Consider the family $\mathbb{S}$ of compact oriented surfaces homeomorphic to the 2-sphere $\mathcal{S} = S^2$. Consider arbitrary continuous mappings $k: \mathcal{S} \rightarrow \mathbb{R}$ which obey the condition $\int_\mathcal{S} k = 4\pi$. The latter looks like the Gauss-Bonnet condition for 2-spheres, and that's why I want to call those mappings “curvature-like”.
For which curvature-like mappings $k$ does exist a surface $S \in > \mathbb{S}$ which $k$ is the Gaussian curvature of?
In other words: For which curvature-like mappings $k$ does exist a surface $S \in \mathbb{S}$ with a homeomorphism $s: S \rightarrow \mathcal{S} $ such that $k \circ s$ equals the Gaussian curvature $\kappa: S \rightarrow \mathbb{R}$?

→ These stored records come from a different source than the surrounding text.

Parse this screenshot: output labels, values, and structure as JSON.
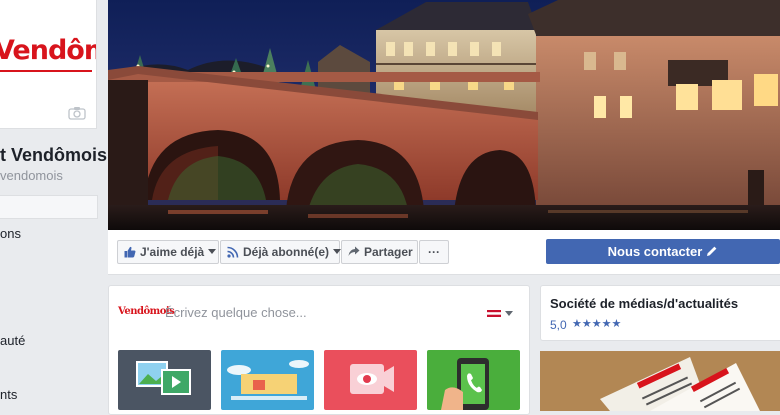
{
  "sidebar": {
    "logo_text": "Vendômois",
    "page_name": "t Vendômois",
    "page_handle": "vendomois",
    "nav_items": [
      {
        "label": "ons"
      },
      {
        "label": "auté"
      },
      {
        "label": "nts"
      }
    ]
  },
  "actions": {
    "like_label": "J'aime déjà",
    "follow_label": "Déjà abonné(e)",
    "share_label": "Partager",
    "more_label": "···",
    "contact_label": "Nous contacter"
  },
  "composer": {
    "logo_text": "Vendômois",
    "placeholder": "Écrivez quelque chose..."
  },
  "about": {
    "category": "Société de médias/d'actualités",
    "rating_value": "5,0",
    "rating_stars": "★★★★★",
    "stars": 5
  },
  "colors": {
    "brand_red": "#d8141c",
    "facebook_blue": "#4267b2",
    "tile_photo": "#4b5563",
    "tile_event": "#3fa6d8",
    "tile_video": "#ea4f5c",
    "tile_call": "#4aae3c"
  }
}
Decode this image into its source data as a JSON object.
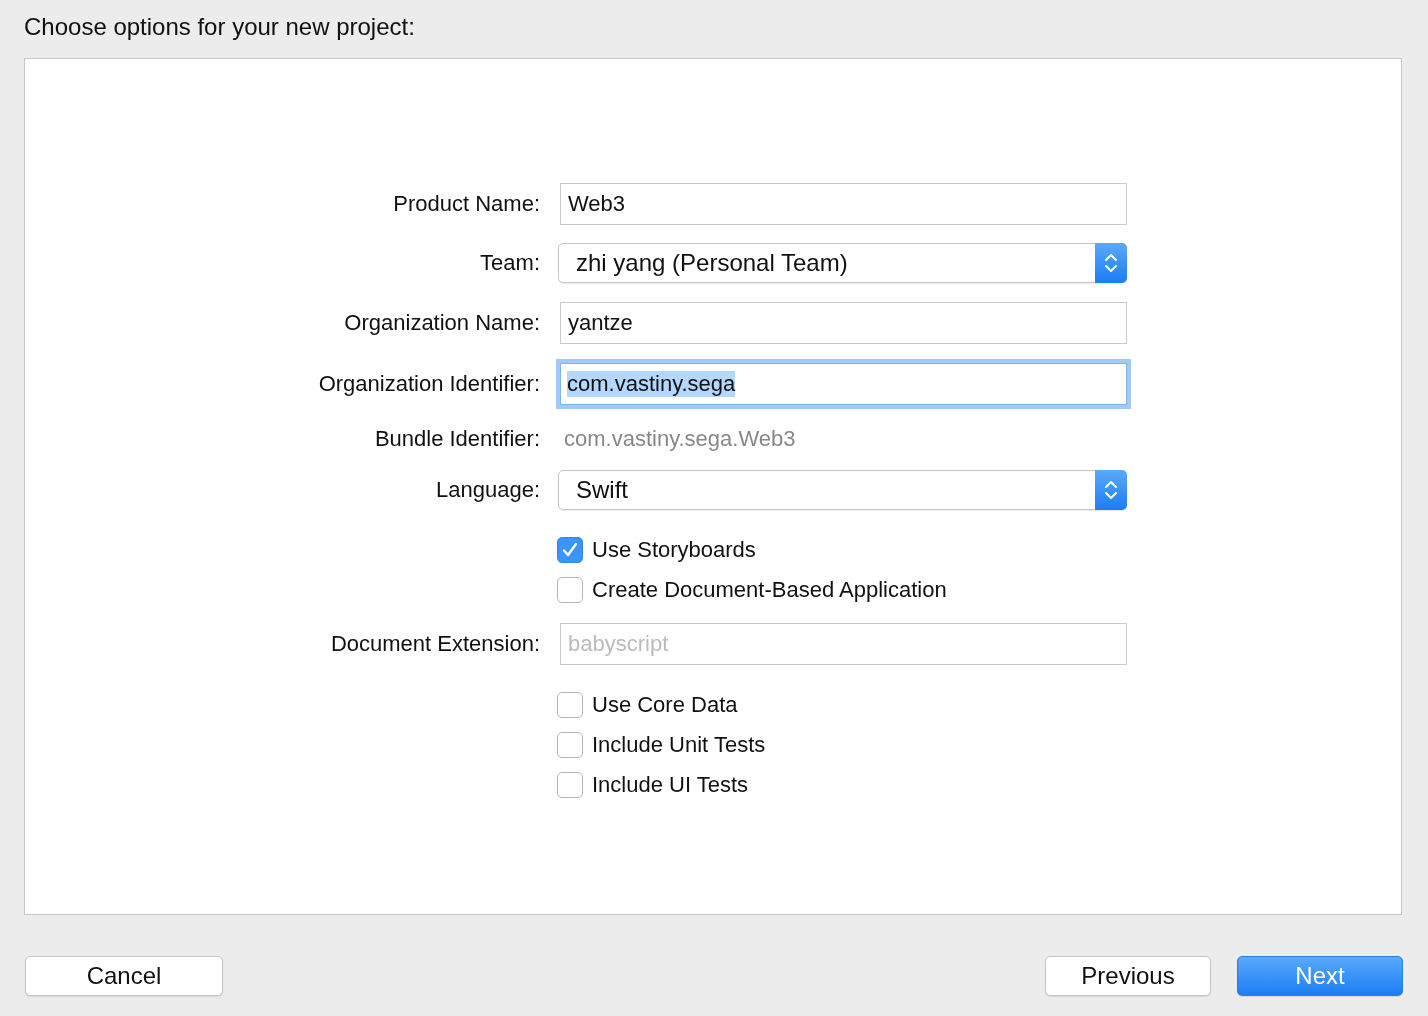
{
  "title": "Choose options for your new project:",
  "rows": [
    {
      "kind": "text",
      "label": "Product Name:",
      "value": "Web3",
      "focused": false
    },
    {
      "kind": "popup",
      "label": "Team:",
      "value": "zhi yang (Personal Team)"
    },
    {
      "kind": "text",
      "label": "Organization Name:",
      "value": "yantze",
      "focused": false
    },
    {
      "kind": "text",
      "label": "Organization Identifier:",
      "value": "com.vastiny.sega",
      "focused": true
    },
    {
      "kind": "static",
      "label": "Bundle Identifier:",
      "value": "com.vastiny.sega.Web3"
    },
    {
      "kind": "popup",
      "label": "Language:",
      "value": "Swift"
    },
    {
      "kind": "checkbox",
      "label": "Use Storyboards",
      "checked": true
    },
    {
      "kind": "checkbox",
      "label": "Create Document-Based Application",
      "checked": false
    },
    {
      "kind": "text",
      "label": "Document Extension:",
      "placeholder": "babyscript",
      "focused": false
    },
    {
      "kind": "checkbox",
      "label": "Use Core Data",
      "checked": false
    },
    {
      "kind": "checkbox",
      "label": "Include Unit Tests",
      "checked": false
    },
    {
      "kind": "checkbox",
      "label": "Include UI Tests",
      "checked": false
    }
  ],
  "buttons": [
    {
      "label": "Cancel",
      "primary": false
    },
    {
      "label": "Previous",
      "primary": false
    },
    {
      "label": "Next",
      "primary": true
    }
  ]
}
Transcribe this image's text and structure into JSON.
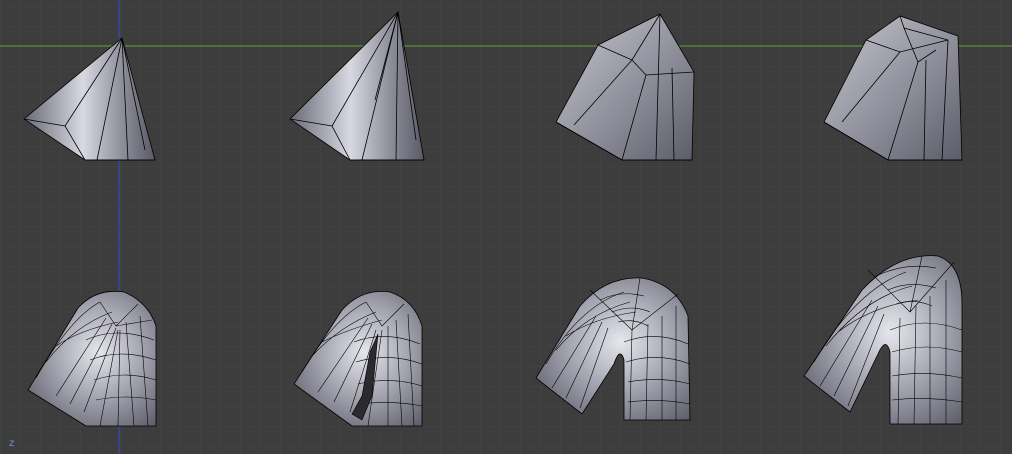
{
  "viewport": {
    "axis_label": "z",
    "colors": {
      "background": "#3d3d3d",
      "grid_minor": "#4a4a4a",
      "grid_major": "#444444",
      "x_axis": "#5fa53a",
      "z_axis": "#3a48c8",
      "mesh_light": "#e0e0e8",
      "mesh_mid": "#9a9aa6",
      "mesh_dark": "#55555f",
      "wire": "#000000"
    },
    "meshes": [
      {
        "id": "mesh-1",
        "stage": 1
      },
      {
        "id": "mesh-2",
        "stage": 2
      },
      {
        "id": "mesh-3",
        "stage": 3
      },
      {
        "id": "mesh-4",
        "stage": 4
      },
      {
        "id": "mesh-5",
        "stage": 5
      },
      {
        "id": "mesh-6",
        "stage": 6
      },
      {
        "id": "mesh-7",
        "stage": 7
      },
      {
        "id": "mesh-8",
        "stage": 8
      }
    ]
  }
}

Background (and for comparison's sake): When one considers (plane) Jordan curves - which are homeomorphic to the 1-sphere $S^1$ - and continuous “curvature-like” mappings $k: S^1 \rightarrow \mathbb{R}$ which obey the condition $\int_{S^1} k = 2\pi$ – in accordance to Hopf's Umlaufsatz – then the additional condition for a curvature-like mapping to be a “real” curvature seems to be given by the four-vertex theorem.